Another thing I am reading is The 12 Rules For Life by Dr. Jordan B. Peterson. I have only made it through the second chapter, but everything I have read so far has hit a nerve (in a positive way). This second chapter discusses what a person would do for her sick pet. She would go to great lengths to make sure the pet is cared for and the medicine is administered. But would she go to those same lengths to take care of herself if she was sick? I know I am guilty of this. Have I always done the right things concerning my body? Have I always taken my medicine when I was supposed to? Toward the end of this chapter, I found a passage that really stood out:
You are important to other people, as much as to yourself…You are, therefore, morally obliged to take of yourself. You should take care of, help and be good to yourself the same way you would take care of, help and be good to someone you loved and valued.
I read this and began to think how important it is for me to take care of myself. Eating right and working out may seem like a selfish endeavor, but in reality it is more than just about me. I have to take care of myself, because there are others who are depending on me, who love me. Not eating right and not working out could be some of the most selfish things I could do.

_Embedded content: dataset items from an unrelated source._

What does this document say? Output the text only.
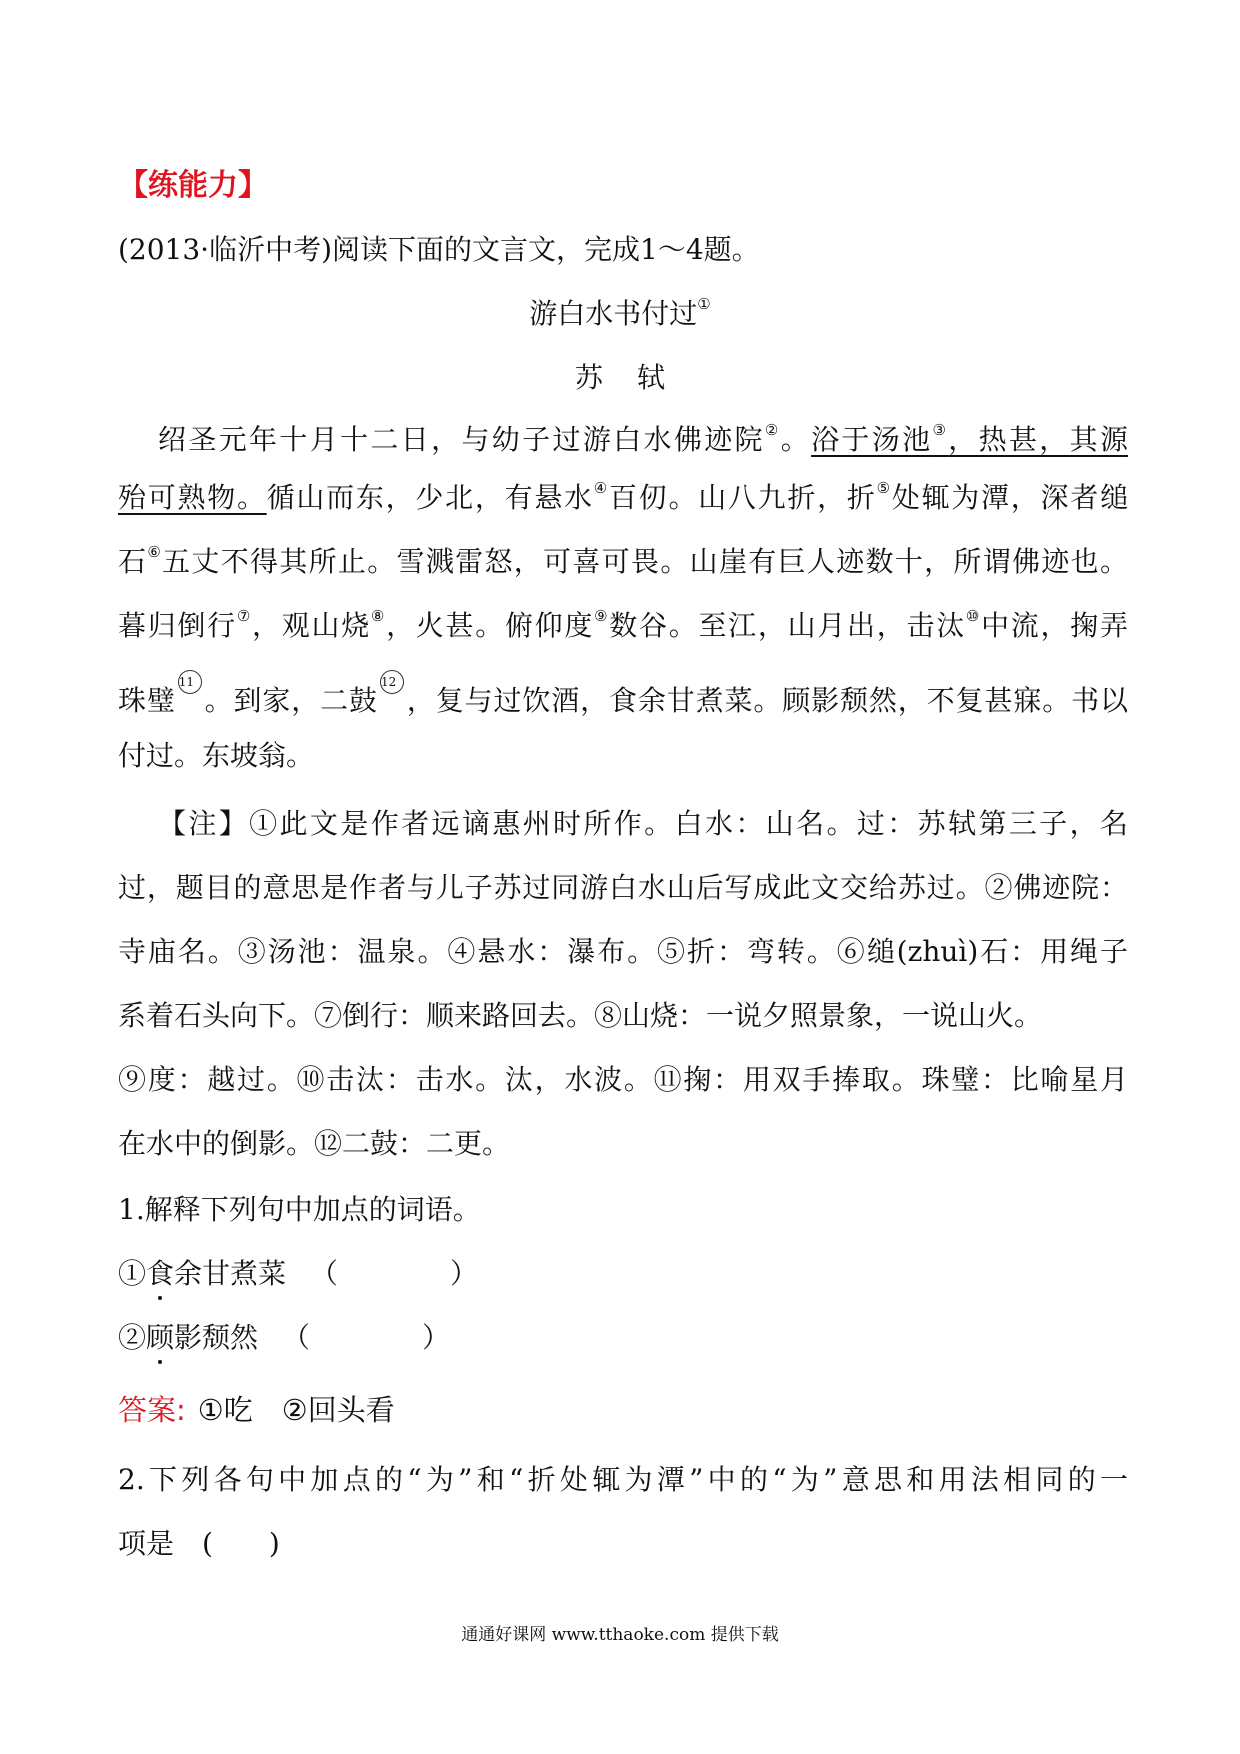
【练能力】
(2013·临沂中考)阅读下面的文言文，完成1～4题。
游白水书付过①
苏轼
绍圣元年十月十二日，与幼子过游白水佛迹院②。浴于汤池③，热甚，其源
殆可熟物。循山而东，少北，有悬水④百仞。山八九折，折⑤处辄为潭，深者缒
石⑥五丈不得其所止。雪溅雷怒，可喜可畏。山崖有巨人迹数十，所谓佛迹也。
暮归倒行⑦，观山烧⑧，火甚。俯仰度⑨数谷。至江，山月出，击汰⑩中流，掬弄
珠璧11。到家，二鼓12，复与过饮酒，食余甘煮菜。顾影颓然，不复甚寐。书以
付过。东坡翁。
【注】①此文是作者远谪惠州时所作。白水：山名。过：苏轼第三子，名
过，题目的意思是作者与儿子苏过同游白水山后写成此文交给苏过。②佛迹院：
寺庙名。③汤池：温泉。④悬水：瀑布。⑤折：弯转。⑥缒(zhuì)石：用绳子
系着石头向下。⑦倒行：顺来路回去。⑧山烧：一说夕照景象，一说山火。
⑨度：越过。⑩击汰：击水。汰，水波。⑪掬：用双手捧取。珠璧：比喻星月
在水中的倒影。⑫二鼓：二更。
1.解释下列句中加点的词语。
①食余甘煮菜 （　　　　）
②顾影颓然 （　　　　）
答案: ①吃　②回头看
2.下列各句中加点的“为”和“折处辄为潭”中的“为”意思和用法相同的一
项是　(　　)
通通好课网 www.tthaoke.com 提供下载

Today, I was thinking about wedding vows. I have been married over 13 years, and wedding vows are not something I usually tend to think about. I guess if you live the vows, there is no reason to consciously think about them. But I was thinking about them today. A traditional wedding vow is fairly simple: “I am going to be there regardless of what might happen.” It is really a basic pledge to stick with it, but maybe it is missing something. Maybe our vows should include, “I am going to do everything in my power to make sure I am there for you. That means I am going to eat healthy, workout, do everything I possibly can to ensure the success of our union. I’m not going to give up on you or myself. I am going to be there, for you, for our family, for those that depend on us.” This is not what I said all those years ago, but I probably should have. But then again, it is not what I said back then that really matters, it is my everyday actions that count.
What are the things that are slowly killing you? Are you aware of it? Are you doing something about it? It is not just about you. The ramifications of your actions are felt by those who love you, by those who depend on you.